Republicans could gain public support this summer because they have the easier argument to make, said Evans Witt, the head of the polling firm Princeton Survey Research Associates.
"Opponents of health care have done a nice job of picking out what people don't like and targeting that," Witt said. "Until you get a single bill where Obama and Democrats can say, 'This is our package,' it'll be easy for opponents to nitpick."
The president has offered some health care-overhaul guidelines, and Democrats on four congressional committees have written differing versions. On a fifth committee, Senate Finance, six members — three from each party — have been trying for months to craft a bipartisan measure.

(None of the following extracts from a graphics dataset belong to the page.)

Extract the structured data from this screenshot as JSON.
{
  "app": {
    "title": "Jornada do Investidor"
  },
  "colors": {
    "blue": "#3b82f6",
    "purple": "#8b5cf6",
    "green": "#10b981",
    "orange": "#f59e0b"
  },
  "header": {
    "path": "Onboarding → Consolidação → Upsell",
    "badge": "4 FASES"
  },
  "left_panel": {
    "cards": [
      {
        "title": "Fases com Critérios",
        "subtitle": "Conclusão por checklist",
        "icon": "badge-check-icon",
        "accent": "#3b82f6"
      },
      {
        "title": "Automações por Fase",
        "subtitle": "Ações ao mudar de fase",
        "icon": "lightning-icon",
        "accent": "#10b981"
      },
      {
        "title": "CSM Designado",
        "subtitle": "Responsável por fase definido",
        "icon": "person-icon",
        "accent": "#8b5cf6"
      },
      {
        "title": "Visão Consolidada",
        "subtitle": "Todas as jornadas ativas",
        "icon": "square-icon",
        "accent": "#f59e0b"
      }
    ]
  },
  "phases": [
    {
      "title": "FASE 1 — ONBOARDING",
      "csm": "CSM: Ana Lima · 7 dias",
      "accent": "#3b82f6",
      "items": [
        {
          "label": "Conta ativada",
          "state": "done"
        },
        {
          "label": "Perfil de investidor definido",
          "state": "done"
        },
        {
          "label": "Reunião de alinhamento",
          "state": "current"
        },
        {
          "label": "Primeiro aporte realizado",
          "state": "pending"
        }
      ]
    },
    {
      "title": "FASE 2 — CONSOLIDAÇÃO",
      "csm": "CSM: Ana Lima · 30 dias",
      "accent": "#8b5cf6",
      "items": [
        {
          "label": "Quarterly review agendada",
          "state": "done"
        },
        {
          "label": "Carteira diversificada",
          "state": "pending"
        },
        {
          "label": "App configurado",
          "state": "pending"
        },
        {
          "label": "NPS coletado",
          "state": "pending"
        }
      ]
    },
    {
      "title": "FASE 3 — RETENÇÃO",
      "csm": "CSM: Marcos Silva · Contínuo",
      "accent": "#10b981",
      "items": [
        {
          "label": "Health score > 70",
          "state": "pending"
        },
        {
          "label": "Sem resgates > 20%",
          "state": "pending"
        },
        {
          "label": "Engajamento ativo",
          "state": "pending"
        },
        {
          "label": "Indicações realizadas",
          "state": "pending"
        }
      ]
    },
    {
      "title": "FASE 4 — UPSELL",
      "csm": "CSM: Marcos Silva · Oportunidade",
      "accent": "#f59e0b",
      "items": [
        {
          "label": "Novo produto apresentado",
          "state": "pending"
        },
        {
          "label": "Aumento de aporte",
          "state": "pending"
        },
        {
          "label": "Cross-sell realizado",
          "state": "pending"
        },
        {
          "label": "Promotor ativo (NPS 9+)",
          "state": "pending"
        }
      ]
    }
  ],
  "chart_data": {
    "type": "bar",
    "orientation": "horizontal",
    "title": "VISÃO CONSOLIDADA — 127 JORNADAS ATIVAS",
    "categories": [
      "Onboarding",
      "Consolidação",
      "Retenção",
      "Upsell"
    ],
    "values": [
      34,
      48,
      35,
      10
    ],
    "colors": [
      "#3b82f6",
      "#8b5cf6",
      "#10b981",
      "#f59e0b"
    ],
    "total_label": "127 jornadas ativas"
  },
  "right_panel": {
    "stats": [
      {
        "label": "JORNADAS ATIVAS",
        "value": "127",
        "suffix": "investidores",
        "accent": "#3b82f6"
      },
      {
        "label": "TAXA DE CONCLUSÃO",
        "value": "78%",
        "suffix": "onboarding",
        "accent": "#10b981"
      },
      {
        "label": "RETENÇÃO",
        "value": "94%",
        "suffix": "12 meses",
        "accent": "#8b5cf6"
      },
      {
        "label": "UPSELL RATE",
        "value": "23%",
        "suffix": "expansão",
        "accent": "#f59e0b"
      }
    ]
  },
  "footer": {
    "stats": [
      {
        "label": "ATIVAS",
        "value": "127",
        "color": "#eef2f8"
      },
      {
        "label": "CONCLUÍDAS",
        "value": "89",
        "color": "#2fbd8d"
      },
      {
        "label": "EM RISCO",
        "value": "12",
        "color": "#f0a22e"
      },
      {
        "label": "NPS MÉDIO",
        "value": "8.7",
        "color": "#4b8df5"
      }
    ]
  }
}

They hope to have legislation ready next month. Later this year, Democratic congressional leaders plan to meld these proposals into a single version the party can unite behind.
Meanwhile, Republicans plan to spend August firing away.
They raise two main points of attack: Taxes will go up, and people will lose their ability to choose their own physicians and health plans.
Obama disputes both points. Democrats are considering increasing taxes, but only on the wealthy or on insurance companies that sell high-end policies, and the president says that those who like their current doctors or insurance plans will be permitted to keep them.
The Republican assault isn't limited to health care. Among other targets:
- Cap and trade. House Republican leader John Boehner of Ohio blasted the Democrats' plan to curb carbon emissions as "code for increasing taxes, killing American jobs and raising energy costs for consumers." The measure passed the House in June on a largely partisan vote but has stalled in the Senate.
Republican risk: alienating voters concerned about global warming.
- Sonia Sotomayor. Nine Republicans voted for her confirmation Thursday but 31 voted no. Sen. Jeff Sessions of Alabama, the Judiciary Committee's top Republican, charged just before the vote that Sotomayor "has bluntly advocated a judicial philosophy where judges ground their decisions not in the objective rule of the law, but in the subjective realm of personal opinions, sympathies and prejudices.''
Republican risk: alienating Hispanics, the nation's fastest-growing voter bloc, by opposing the first Hispanic justice on the Supreme Court.
- Cash for clunkers. Thirty-five Senate Republicans voted against adding $2 billion to the popular program, which won approval Thursday 60-37. Sen. John McCain, R-Ariz., mocked the plan during debate, saying sarcastically that he hoped a cash-for-golf-clubs plan was next.
"I've had many calls from people who have old golf clubs," he said in a Senate floor speech, "and they'd like to have some cash for them. As we know, it's an important national sport and an important part of our economy."
Republican risk: Alienating Americans who see this as the one stimulus program from Washington that steers money to ordinary people instead of to banks and Wall Street.
Steele said that his party's strategy went beyond trying to wound Democrats. "We can't just go out and jump up and scream and say look how bad everything is," he said. In addition, he said, Republicans should explain their principles of less government, lower taxes and conservative social values.
That's not what America's hearing, however, and simply bashing the governing party is a risky strategy, Witt said.
Suppose the economy rebounds? What if a health care overhaul proves popular? What will Republicans do then?, Witt wondered.
"You can't oppose success," he said.